My girl just gave you the reasoning any real informed dog owner would. My handler is a different way said the identical thing as well as onyx trainer. Granted the both are good friends i take their suggestions/comments very serious. Just because, apologise for the terminology, a pump and dump, dosent mean down the road thats the end of the story

You seem like a good natured person, please be responsible.

I agree with everyone, he is a fine looking lad


----------



## Ricky1126 (Apr 2, 2011)

Absolutely, i do would never want to tarnish the reputation of the breed by simply breeding him with any god. i will not breed him anytime soon and will let him develop into a nice friendly companion. thank you for the compliments.


----------



## pitbullmamanatl (Jun 1, 2010)

Oh I meant to add that I have seen Joker's name in a few bully peds and there is a lot of Camelot blood behind it so looking at both of the peds of the sire and dam I'd say you have a bully.


----------



## Ricky1126 (Apr 2, 2011)

thats great i love the bully look. thanks very much for the research. i didn't know Camelot was a bully bloodline though i was under the impression that it was a game bloodline.


----------



## pitbullmamanatl (Jun 1, 2010)

Ricky1126 said:


> thats great i love the bully look. thanks very much for the research. i didn't know Camelot was a bully bloodline though i was under the impression that it was a game bloodline.

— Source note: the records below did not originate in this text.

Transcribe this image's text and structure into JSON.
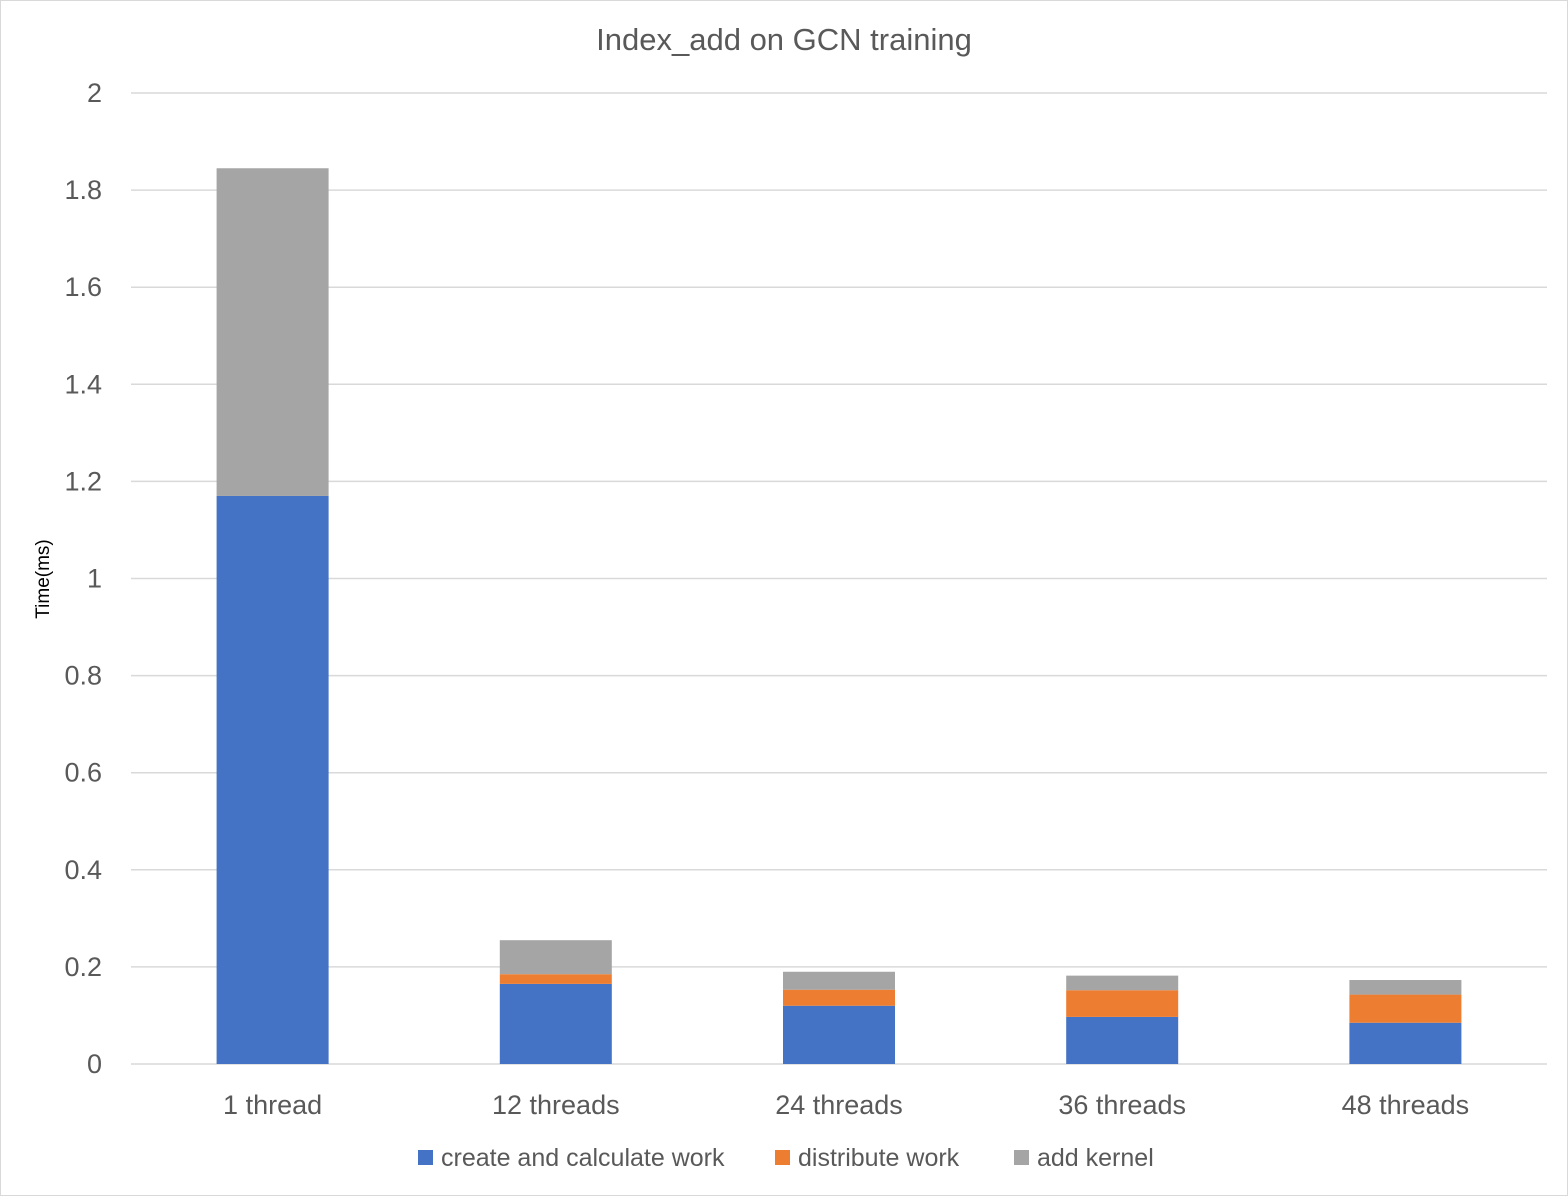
{
  "chart_data": {
    "type": "bar",
    "stacked": true,
    "title": "Index_add on GCN training",
    "xlabel": "",
    "ylabel": "Time(ms)",
    "ylim": [
      0,
      2
    ],
    "yticks": [
      0,
      0.2,
      0.4,
      0.6,
      0.8,
      1,
      1.2,
      1.4,
      1.6,
      1.8,
      2
    ],
    "ytick_labels": [
      "0",
      "0.2",
      "0.4",
      "0.6",
      "0.8",
      "1",
      "1.2",
      "1.4",
      "1.6",
      "1.8",
      "2"
    ],
    "grid": true,
    "legend_position": "bottom",
    "categories": [
      "1 thread",
      "12 threads",
      "24 threads",
      "36 threads",
      "48 threads"
    ],
    "series": [
      {
        "name": "create and calculate work",
        "color": "#4472C4",
        "values": [
          1.17,
          0.165,
          0.12,
          0.097,
          0.085
        ]
      },
      {
        "name": "distribute work",
        "color": "#ED7D31",
        "values": [
          0.0,
          0.02,
          0.033,
          0.055,
          0.058
        ]
      },
      {
        "name": "add kernel",
        "color": "#A5A5A5",
        "values": [
          0.675,
          0.07,
          0.037,
          0.03,
          0.03
        ]
      }
    ]
  }
}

Ah, it is an APBT line and I believe, just like RE, some went the way of the bully and others maintained original course. I am still learning about Camelot so I can't give you a lot of background, but maybe Firehazard can add something. A lot of dogs stemming from Camelot blood are XL dogs from what I have seen. Not every one of course but a lot of them are. From what I have read about Camelot there were two guys Kenny and Art and they went their separate ways. Kenny went went larger if I am not mistaken.


----------



## Ricky1126 (Apr 2, 2011)

honestly i lve my puppy the same i just hope he doesnt get to be like 100+ lbs. but i will say this my brother has a male pitbull as well and mine seems so much bigger, do you guys think he might stop putting on weight anytime soon? or should i expect a XL doggie?


----------



## pitbullmamanatl (Jun 1, 2010)

Every dog is different. Kangol is double the size of both his parents and 3 brothers and he was the runt. Nothing wrong with an XL dog it just means they're taller. Are you going to register with the ABKC?


----------



## Ricky1126 (Apr 2, 2011)

Do you think its worth it? i have the application for the UKC and CKC.


----------



## pitbullmamanatl (Jun 1, 2010)

Ricky1126 said:


> Do you think its worth it? i have the application for the UKC and CKC.


I don't know what your dog's full pedigree looks like (you can get a 4 gen ped from the UKC since he is UKC registered) but thus far he looks like he is bully. I encourage everyone with an Am Bully to register with the ABKC as that is the only registration for the American Bully. Regardless of your plans for him I think it is a good idea to register. Single registrations will be closed mid year 2012 so keep that in mind.

*Registration*


----------



## Ricky1126 (Apr 2, 2011)

wow did not know that... ill send in the applications on monday. thanks for the heads up.


----------



## pitbullmamanatl (Jun 1, 2010)

Ricky1126 said:


> wow did not know that... ill send in the applications on monday. thanks for the heads up.


Cool as long as you have your UKC registration papers then you're good.


----------



## Ricky1126 (Apr 2, 2011)

fantastic thank you so very much for all your help... i hope t become and expert on the breed and not another misinformed owner.


----------